Two minutes later, Boston got a chance to make things more respectable when Maxim Lapierre was called for a double high-sticking minor and was sent off for four minutes, but they couldn’t generate much, and actually allowed Montreal the best scoring chance, when Connecticut’s Own Max Pacioretty scooped up a loose puck and skated in on a 2 on 1 shorthanded bid with Metropolit, but Rask easily made the save.
As if taunting the Bruins, Montreal gave them yet another opportunity, when Scott Gomez was called for slashing with 1:26 still remaining on the power play. And then as if that wasn’t enough, they gave Boston yet more help when Plekanec was called for punching Kreijci in the face. Boston kept the puck in the Canadien zone for about an hour and a half on the delayed penalty, skating 6 on 3, but their only chance, a Chara deflection, was smartly kicked out by Price, to the raucous jeers of the home crowd.
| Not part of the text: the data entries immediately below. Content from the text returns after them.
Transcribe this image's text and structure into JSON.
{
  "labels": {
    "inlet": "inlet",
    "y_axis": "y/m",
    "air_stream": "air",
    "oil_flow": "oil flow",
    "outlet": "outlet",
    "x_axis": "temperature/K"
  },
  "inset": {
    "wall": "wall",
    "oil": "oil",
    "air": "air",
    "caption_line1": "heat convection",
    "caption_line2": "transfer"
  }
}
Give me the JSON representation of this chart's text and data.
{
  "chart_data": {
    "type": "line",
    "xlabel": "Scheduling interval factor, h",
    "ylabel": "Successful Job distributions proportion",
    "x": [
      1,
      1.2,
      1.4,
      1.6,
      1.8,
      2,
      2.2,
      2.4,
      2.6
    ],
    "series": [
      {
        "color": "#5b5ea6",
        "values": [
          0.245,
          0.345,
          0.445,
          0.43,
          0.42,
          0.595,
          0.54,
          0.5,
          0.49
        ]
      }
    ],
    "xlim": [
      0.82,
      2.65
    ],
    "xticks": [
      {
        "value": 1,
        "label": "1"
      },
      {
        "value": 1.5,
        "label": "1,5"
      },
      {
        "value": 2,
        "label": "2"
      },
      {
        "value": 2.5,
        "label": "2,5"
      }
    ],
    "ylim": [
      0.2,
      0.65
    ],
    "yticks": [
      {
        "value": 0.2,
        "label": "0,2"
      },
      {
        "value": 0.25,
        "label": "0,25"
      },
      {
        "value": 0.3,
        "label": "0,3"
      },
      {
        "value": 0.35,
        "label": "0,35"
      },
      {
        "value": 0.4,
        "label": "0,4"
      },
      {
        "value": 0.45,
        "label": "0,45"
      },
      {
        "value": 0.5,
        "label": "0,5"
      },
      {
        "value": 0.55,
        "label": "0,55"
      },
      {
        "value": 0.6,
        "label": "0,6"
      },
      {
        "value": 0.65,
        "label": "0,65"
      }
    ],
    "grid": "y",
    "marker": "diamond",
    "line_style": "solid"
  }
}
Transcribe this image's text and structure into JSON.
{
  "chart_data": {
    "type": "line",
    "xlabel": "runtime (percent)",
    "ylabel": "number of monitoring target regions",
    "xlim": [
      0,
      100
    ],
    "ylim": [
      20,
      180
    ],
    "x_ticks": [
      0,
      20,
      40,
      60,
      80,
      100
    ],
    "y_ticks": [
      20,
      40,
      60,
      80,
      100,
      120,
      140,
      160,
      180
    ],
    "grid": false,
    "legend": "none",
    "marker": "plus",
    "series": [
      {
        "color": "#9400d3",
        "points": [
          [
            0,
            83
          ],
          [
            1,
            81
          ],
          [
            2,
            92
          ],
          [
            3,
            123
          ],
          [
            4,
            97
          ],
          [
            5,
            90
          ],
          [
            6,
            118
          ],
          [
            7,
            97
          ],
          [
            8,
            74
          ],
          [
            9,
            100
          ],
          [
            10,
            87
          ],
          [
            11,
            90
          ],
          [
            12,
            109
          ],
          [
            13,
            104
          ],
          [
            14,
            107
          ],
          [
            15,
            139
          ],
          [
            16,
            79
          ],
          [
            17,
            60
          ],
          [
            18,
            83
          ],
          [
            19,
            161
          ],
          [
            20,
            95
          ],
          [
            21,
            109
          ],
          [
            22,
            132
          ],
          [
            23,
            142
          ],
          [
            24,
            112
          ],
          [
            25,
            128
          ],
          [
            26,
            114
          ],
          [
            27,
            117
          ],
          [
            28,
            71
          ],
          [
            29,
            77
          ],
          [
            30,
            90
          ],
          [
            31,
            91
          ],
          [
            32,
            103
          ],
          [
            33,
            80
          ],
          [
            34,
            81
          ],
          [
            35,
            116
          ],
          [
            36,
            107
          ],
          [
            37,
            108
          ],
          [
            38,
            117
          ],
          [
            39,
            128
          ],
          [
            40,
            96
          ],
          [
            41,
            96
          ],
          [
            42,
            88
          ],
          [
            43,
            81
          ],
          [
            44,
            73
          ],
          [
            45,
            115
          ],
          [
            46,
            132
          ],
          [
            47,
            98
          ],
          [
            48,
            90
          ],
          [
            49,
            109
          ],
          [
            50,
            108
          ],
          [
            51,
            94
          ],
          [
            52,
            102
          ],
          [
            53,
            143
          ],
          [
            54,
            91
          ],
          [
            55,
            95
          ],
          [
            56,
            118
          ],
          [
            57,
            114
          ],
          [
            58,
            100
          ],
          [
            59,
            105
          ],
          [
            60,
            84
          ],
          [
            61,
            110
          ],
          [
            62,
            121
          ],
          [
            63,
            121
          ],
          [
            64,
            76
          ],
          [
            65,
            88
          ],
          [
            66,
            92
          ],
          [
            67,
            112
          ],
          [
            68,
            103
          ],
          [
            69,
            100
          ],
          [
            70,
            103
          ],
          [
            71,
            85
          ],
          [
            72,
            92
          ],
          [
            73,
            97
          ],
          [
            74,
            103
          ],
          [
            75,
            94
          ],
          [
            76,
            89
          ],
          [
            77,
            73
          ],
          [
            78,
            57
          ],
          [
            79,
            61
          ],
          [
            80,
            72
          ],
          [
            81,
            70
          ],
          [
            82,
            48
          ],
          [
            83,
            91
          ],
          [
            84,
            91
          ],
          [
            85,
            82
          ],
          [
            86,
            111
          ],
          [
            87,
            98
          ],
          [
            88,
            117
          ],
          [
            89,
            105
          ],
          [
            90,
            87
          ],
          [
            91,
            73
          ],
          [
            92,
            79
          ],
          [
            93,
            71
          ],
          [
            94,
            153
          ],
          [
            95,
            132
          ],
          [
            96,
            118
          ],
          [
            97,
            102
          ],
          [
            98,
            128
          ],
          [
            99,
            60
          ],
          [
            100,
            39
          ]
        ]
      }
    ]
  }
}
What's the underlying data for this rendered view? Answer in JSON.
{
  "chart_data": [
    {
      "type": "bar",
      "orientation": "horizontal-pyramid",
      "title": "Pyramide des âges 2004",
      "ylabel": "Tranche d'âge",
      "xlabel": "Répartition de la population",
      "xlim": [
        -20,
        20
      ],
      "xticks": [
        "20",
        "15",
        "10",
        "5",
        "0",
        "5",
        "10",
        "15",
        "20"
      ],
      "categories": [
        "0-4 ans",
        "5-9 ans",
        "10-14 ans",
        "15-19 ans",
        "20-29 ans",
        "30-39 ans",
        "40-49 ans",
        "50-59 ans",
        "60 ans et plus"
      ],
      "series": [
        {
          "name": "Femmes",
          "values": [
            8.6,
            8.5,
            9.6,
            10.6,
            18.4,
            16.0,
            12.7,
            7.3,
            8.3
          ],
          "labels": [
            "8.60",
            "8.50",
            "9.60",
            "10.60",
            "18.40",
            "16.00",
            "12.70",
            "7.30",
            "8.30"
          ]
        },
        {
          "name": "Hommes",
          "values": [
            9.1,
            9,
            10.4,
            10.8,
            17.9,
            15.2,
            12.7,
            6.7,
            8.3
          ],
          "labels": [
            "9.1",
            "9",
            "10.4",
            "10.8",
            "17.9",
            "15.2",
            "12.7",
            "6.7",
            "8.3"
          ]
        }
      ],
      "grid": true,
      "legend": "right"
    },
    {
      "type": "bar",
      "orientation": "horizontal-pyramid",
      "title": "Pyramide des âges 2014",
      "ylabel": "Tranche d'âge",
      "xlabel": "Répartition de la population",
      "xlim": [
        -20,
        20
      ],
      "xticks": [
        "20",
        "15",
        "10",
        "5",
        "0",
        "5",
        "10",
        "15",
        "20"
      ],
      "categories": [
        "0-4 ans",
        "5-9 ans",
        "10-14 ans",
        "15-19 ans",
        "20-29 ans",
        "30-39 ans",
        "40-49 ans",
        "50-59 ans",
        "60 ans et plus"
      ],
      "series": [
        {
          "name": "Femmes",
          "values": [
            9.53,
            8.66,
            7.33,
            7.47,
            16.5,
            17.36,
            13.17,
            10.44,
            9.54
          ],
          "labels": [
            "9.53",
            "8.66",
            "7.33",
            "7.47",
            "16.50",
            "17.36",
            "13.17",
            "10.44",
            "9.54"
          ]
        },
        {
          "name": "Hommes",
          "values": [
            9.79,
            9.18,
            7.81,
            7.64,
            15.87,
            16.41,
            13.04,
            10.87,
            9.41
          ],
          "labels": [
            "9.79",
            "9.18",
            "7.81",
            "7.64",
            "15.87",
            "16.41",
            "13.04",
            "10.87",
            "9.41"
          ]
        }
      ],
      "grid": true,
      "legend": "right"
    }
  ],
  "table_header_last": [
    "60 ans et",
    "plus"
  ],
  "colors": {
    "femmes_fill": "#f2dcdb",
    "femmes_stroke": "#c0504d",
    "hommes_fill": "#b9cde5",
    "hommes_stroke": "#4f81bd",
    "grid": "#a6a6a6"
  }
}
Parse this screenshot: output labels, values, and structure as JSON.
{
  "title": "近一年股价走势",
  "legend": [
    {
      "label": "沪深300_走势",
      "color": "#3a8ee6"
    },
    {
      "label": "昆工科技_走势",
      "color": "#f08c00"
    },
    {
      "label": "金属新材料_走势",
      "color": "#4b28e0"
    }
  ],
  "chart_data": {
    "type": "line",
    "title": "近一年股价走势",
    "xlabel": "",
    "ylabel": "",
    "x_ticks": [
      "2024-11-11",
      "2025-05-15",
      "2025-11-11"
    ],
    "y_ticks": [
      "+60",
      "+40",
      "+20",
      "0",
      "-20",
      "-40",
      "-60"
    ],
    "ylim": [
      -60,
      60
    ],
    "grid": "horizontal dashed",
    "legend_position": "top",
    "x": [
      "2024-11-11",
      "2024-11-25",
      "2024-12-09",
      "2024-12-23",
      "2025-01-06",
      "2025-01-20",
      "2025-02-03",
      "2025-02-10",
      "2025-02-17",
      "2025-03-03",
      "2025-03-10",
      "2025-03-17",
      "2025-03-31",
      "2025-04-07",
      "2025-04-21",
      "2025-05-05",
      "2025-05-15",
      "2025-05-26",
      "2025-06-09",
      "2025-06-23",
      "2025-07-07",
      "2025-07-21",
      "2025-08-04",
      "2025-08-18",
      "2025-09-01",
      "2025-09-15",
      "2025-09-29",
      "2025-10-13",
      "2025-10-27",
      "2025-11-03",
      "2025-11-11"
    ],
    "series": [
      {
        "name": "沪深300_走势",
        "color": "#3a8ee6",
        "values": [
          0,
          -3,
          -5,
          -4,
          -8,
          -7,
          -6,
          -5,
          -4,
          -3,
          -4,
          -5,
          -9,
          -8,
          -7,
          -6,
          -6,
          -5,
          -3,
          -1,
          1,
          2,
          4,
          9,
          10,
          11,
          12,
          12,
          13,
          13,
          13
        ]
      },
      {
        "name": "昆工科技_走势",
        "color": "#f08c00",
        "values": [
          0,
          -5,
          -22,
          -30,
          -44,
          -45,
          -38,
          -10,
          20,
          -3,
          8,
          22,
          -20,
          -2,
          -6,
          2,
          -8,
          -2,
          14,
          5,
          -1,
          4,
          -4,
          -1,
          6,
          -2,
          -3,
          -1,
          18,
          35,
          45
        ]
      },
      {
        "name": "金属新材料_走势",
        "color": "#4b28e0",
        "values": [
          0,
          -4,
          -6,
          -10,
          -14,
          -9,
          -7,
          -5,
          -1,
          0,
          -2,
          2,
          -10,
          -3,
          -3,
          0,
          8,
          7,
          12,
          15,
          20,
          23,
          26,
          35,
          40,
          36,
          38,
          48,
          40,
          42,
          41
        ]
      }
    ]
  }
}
Sturm immediately put a stop to the 2-man advantage when he was called for tripping on the ensuing face-off. The teams then pointlessly slapped the puck around to little effect for a while, with the Bruins falling to a pathetic 0-for-8 on the power play.
The third period ticked away mostly uneventfully after that, as the Bruins’ seven-game point streak came to a close, and Canadiens fans chortled, sang, taunted and celebrated wildly, as their legendary team moved back to within one game of .500, only four spots away from the conference’s last playoff berth.